THE MAGIC FOX (Okon joruri)
Japan, 1982 - 26'
Direction: Tadanari Okamoto / Screenplay: Tadanari Okamoto / Producer: SAKURA MOTION PICTURES CO, LTD., ECHO PRODUCTIONS / Cast: NAGAOKA Teruko, ONODERA Kahoru, KIMURA Tomiho, GOTÔ Tetsuo / Cinematography: Osame Maruike / Editor: AIZAWA Hisako / Animation: FUJIMORI Masayo, NAGASAKI Nozomi, YOSHIDA Satoru, WATANABE Masako, NAKAJIMA Keiko, YOKOGAWA Takako / Music: TAKAHASHI Yûjirô, KATADA Kisaku, NAKAGAWA Yoshio / Scenography: WAKASA Hiromi, MISAWA Hiromichi, WATANABE Seiko
An old witch doctor struggling with her craft invokes the spirit of a magical fox and together they help heal the many sick people around her village. Unfortunately people begin to suspect the origin of her new found voice and things turn for the worse.

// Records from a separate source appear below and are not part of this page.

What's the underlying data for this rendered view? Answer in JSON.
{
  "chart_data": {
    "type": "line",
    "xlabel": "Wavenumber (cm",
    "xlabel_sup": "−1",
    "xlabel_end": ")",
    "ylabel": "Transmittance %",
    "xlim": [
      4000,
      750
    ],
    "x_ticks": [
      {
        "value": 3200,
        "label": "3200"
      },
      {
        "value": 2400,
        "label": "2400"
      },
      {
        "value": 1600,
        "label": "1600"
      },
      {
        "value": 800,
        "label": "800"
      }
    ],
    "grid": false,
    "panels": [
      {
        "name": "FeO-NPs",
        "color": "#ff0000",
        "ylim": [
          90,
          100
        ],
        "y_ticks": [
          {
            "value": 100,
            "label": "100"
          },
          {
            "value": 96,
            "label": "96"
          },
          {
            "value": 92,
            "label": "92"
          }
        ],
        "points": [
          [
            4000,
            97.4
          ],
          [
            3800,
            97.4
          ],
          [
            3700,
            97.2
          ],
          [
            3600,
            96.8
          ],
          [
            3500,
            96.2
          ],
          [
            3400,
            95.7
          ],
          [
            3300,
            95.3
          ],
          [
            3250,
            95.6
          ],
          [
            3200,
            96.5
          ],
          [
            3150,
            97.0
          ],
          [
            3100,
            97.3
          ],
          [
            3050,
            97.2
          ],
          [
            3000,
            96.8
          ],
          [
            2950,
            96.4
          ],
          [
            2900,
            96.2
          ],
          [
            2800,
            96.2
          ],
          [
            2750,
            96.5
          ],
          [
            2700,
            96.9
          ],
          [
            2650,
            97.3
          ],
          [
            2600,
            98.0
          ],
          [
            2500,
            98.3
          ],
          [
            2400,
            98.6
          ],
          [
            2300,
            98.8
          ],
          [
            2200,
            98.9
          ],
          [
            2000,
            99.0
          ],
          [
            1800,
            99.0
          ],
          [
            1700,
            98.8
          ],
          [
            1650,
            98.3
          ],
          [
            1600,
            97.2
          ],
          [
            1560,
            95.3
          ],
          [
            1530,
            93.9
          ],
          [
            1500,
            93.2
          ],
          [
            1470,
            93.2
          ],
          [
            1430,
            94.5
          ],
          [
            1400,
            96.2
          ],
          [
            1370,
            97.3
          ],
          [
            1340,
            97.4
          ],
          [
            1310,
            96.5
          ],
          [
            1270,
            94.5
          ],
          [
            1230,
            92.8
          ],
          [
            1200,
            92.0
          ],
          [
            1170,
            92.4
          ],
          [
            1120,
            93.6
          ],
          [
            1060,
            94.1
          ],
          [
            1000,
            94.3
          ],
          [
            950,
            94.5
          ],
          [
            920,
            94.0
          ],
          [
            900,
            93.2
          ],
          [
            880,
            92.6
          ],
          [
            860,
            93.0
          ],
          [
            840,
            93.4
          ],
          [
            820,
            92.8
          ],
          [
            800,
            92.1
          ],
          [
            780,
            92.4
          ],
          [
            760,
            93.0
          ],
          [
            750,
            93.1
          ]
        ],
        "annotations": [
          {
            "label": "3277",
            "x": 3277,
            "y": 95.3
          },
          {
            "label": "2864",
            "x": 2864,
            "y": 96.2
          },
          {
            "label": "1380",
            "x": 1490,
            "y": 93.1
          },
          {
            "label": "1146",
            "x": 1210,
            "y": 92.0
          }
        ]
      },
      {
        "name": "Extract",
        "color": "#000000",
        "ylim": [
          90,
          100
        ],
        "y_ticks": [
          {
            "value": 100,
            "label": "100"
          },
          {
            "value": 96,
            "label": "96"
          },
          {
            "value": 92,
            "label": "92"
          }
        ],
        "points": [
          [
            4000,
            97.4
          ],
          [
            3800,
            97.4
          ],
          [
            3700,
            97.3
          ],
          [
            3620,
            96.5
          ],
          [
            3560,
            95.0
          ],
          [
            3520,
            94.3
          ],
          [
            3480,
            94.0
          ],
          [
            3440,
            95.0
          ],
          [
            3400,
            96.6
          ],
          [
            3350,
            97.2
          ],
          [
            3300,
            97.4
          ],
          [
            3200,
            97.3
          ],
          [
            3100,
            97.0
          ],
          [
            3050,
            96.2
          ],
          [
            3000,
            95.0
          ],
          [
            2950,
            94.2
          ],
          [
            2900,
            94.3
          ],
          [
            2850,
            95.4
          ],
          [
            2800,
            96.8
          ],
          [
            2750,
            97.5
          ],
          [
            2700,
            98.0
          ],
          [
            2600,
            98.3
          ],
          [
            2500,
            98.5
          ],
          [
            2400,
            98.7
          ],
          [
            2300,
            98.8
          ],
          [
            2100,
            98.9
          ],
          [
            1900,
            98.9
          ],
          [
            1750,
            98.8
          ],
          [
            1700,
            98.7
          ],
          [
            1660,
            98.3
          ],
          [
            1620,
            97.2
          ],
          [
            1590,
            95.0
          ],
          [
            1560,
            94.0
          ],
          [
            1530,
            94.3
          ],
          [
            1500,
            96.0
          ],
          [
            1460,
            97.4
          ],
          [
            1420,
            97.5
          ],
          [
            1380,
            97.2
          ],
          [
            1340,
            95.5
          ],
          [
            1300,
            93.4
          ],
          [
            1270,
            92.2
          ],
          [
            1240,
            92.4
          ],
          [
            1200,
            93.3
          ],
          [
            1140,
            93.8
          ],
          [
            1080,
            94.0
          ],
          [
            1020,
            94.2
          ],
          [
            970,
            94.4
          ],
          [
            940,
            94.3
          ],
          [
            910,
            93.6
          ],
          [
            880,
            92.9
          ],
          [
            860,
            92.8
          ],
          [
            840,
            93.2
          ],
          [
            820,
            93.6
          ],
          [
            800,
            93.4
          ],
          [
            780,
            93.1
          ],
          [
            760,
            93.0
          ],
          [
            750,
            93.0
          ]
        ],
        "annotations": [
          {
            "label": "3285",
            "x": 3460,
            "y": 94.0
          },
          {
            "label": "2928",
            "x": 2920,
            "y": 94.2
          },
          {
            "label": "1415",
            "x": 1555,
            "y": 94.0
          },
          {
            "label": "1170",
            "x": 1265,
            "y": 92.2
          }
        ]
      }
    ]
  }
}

THE RESTAURANT OF MANY ORDERS (Chumon no oi ryoriten)
Japan, 1991, 19’
Direction: Tadanari Okamoto, Kihachiro Kawamoto / Screenplay: Kenji Miyazawa / Producer: Junko Fukuma, Satoko Okamoto / Cinematography: Osame Maruike / Music: Ryouhei Hirose
This animation short film inspired from the homonymous story by Kenji Miyazawa. Realized in 1988 by Tadanari Okamoto, with the collaboration of the animator and chiseller Reiko Ōkuyama, this short film was conceived as a study for a possibile feature film with the use of an original technique which the animations were obtained using copper calcography. With the sudden death of Okamoto in 1990 the work stopped and the short film was completed in 1991 by his friend and art partner Kihachirō Kawamoto
Tadanari Okamoto (1932 - 1990) was a Japanese independent animator. From 1965 he completed at least 37 short subject films in a wide variety of mediums, eight of which have been awarded the Ōfuji Noburō Award at the Mainichi Film Awards (more than any other director in the history of the prize) and his films have altogether earned at least 24 other awards internationally.

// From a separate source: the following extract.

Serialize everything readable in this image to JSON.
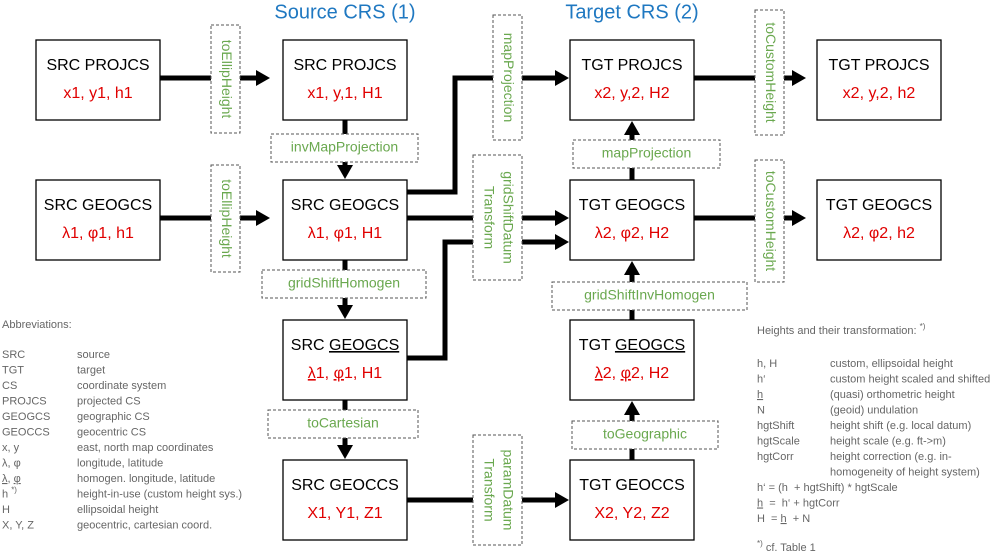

After working at MOM Productions, known for its stop motion work for Rankin/Bass, he founded his own production company, Echo Incorporated, in 1964, and soon after made a trip to visit Czech animator and director Břetislav Pojar. One of his last films, Metropolitan Museum (Metoroporitanmyūjiamu, 1984), was commissioned and broadcast across the nation by NHK, the national public broadcasting organization of Japan, as one of their Minna no Uta interstitial programs.